Um dos pontos que chamaram a atenção no vice é a sua transformação, como se Mourão buscasse estabelecer alguma espécie de contraste em relação ao titular do cargo. Durante a campanha eleitoral, sobretudo no período que precedeu a facada de Juiz de Fora, não foi o que se viu: Mourão fez declarações de caráter antidemocrático e que denotavam preconceito racial. Atrapalharam e muito a campanha de Bolsonaro. A questão que cabe no momento é qual o motivo para existir agora um vice que é a voz do bom senso, um comentarista permanente de todos os fatos que tenham relação direta ou remotíssima com o governo.

Supremo
Há um autoritarismo de baixo para cima, um clima de revolução cultural maoísta alimentado pelas redes sociais no Brasil, mas com o sinal trocado. Na China dos anos 60 eram colados em muros pela Guarda Vermelha, os ‘dazibaos’, onde a elite intelectual e administrativa do País era acusada de traição ao grande timoneiro. A instabilidade era permanente, dado o macartismo às avessas em que qualquer um acusava quem quer que fosse de qualquer coisa, sem blindagem possível.

Em baixa sempre estão a tolerância, o respeito às instituições como mecanismo de solução de controvérsias, a mediação política, a veiculação da informação com responsabilidade.

Por mais mesquinhas que sejam suas motivações, não é possível dissociar deste quadro a iniciativa do presidente do STF, Dias Toffoli de instaurar uma investigação de ofício sobre ‘fake news’ contra os ministros do Supremo.
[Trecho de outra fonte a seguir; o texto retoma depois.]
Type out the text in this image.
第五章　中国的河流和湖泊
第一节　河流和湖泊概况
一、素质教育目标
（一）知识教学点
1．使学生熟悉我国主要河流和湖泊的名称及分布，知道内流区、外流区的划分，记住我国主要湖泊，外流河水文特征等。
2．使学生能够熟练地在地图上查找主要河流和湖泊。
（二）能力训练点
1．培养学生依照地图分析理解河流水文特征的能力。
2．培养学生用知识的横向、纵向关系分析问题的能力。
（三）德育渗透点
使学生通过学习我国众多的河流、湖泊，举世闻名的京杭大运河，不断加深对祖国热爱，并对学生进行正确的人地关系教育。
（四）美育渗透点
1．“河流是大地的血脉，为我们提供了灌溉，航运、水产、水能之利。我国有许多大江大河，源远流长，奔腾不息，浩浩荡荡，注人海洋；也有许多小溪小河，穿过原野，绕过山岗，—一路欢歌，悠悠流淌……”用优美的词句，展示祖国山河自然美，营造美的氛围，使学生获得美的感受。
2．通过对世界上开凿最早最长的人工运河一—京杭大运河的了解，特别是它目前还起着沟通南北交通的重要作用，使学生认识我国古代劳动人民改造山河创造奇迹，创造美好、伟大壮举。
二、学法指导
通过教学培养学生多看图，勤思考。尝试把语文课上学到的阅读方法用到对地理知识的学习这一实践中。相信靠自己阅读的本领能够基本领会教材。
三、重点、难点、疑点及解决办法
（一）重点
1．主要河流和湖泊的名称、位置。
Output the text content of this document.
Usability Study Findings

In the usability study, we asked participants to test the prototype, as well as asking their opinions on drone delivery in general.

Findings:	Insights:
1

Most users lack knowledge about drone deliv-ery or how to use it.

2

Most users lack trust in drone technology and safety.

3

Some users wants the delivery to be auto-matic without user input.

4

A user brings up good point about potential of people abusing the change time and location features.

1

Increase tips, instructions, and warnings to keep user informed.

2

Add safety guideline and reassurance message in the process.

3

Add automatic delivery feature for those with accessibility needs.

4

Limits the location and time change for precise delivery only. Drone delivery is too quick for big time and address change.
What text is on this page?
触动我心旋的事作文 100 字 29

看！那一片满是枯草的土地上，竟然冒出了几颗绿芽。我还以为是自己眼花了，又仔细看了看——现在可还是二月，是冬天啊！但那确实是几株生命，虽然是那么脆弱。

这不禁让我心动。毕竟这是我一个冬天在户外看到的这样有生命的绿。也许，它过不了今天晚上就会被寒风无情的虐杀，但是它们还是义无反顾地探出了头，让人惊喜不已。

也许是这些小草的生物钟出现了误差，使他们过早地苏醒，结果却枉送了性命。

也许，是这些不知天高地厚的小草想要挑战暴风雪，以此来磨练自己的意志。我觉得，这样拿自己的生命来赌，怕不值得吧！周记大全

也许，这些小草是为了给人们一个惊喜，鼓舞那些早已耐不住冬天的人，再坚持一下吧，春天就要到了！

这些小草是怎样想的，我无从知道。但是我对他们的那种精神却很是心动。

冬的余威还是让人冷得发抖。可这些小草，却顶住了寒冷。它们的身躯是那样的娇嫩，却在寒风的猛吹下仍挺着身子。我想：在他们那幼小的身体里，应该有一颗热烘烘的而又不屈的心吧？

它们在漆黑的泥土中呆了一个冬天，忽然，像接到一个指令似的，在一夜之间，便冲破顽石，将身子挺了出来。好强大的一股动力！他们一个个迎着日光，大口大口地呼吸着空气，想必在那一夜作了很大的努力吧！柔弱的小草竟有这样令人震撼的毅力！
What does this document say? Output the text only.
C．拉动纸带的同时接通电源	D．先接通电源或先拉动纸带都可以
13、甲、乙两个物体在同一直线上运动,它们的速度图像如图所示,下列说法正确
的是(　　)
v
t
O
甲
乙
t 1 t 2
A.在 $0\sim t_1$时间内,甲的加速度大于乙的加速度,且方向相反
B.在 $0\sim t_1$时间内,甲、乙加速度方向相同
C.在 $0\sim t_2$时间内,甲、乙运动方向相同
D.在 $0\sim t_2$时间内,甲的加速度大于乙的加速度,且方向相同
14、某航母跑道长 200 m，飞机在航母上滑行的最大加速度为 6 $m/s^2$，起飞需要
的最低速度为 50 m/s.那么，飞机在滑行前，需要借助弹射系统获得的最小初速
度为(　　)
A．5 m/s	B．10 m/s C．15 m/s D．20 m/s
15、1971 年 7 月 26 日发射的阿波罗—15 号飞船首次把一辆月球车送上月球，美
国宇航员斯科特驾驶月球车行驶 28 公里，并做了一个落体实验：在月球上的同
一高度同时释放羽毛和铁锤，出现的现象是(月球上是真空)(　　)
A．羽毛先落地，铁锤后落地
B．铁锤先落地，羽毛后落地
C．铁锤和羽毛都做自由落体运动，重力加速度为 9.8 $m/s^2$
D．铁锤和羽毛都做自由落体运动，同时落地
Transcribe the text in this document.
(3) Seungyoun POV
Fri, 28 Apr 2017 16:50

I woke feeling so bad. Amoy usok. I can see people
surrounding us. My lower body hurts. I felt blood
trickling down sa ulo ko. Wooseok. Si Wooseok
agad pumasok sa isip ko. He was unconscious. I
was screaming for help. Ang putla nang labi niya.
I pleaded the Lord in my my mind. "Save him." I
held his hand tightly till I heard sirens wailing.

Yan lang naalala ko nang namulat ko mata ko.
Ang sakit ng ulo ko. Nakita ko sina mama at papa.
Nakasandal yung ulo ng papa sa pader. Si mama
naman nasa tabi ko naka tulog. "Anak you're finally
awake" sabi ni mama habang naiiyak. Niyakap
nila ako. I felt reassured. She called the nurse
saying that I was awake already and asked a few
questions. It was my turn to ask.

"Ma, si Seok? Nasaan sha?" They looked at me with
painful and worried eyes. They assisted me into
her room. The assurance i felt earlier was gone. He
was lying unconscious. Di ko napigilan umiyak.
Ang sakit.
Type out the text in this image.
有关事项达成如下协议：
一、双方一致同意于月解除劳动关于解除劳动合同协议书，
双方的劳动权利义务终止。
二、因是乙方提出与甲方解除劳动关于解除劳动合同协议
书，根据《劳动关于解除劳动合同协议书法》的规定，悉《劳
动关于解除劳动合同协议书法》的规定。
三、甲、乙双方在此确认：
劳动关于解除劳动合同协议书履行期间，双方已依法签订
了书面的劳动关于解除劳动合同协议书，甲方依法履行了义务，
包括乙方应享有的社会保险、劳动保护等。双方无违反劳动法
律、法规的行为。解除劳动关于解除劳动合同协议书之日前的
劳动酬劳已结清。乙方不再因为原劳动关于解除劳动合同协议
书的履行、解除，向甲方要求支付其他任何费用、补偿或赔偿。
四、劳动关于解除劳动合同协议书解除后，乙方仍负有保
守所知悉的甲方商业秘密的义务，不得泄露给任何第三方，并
À parte tudo isso, é preciso ponderar sobre a gravidade da decisão de ontem da Corte, que tornou crimes comuns passíveis de serem julgados pela Justiça Eleitoral. É claro que abriu-se uma porta para se afrouxar o combate à relação espúria que se estabeleceu entre políticos e o empresariado.

Talvez seja precipitado cravar que a decisão signifique o fim de uma era, como festejam petistas e deploram os protagonistas da Operação, mas o sentido da decisão é incontroverso.

Não há dúvida sobre a colocação de um limite crucial no poder do Ministério Público, a três dias do quinto aniversário do começo da Operação. Travou-se ontem uma disputa de poder, como mencionou Gilmar Mendes.

A indignação das redes sociais contra um STF que poda a Lava-Jato torna-se um catalisador para reações em cadeia. No âmbito do Congresso, a movimentação começou pelo Senado. Conforme registrou Cristiane Agostine e Carolina Freitas no Valor Pro, o líder do PSL na Casa, Major Olímpio, apresentou um projeto de lei para retirar da Justiça Eleitoral o julgamento de crime comum. Outro senador, Alessandro Vieira (PPS-SE), articula uma CPI “Lava Toga”. Um terceiro, Lasier Martins (PSD-RS), emprestou o gabinete ontem para o advogado Modesto Carvalhosa protocolar mais um pedido de impeachment contra o ministro Gilmar Mendes.

O Judiciário terá que resistir a uma ofensiva muito mais consistente do que qualquer quartelada que envolva um cabo e um soldado.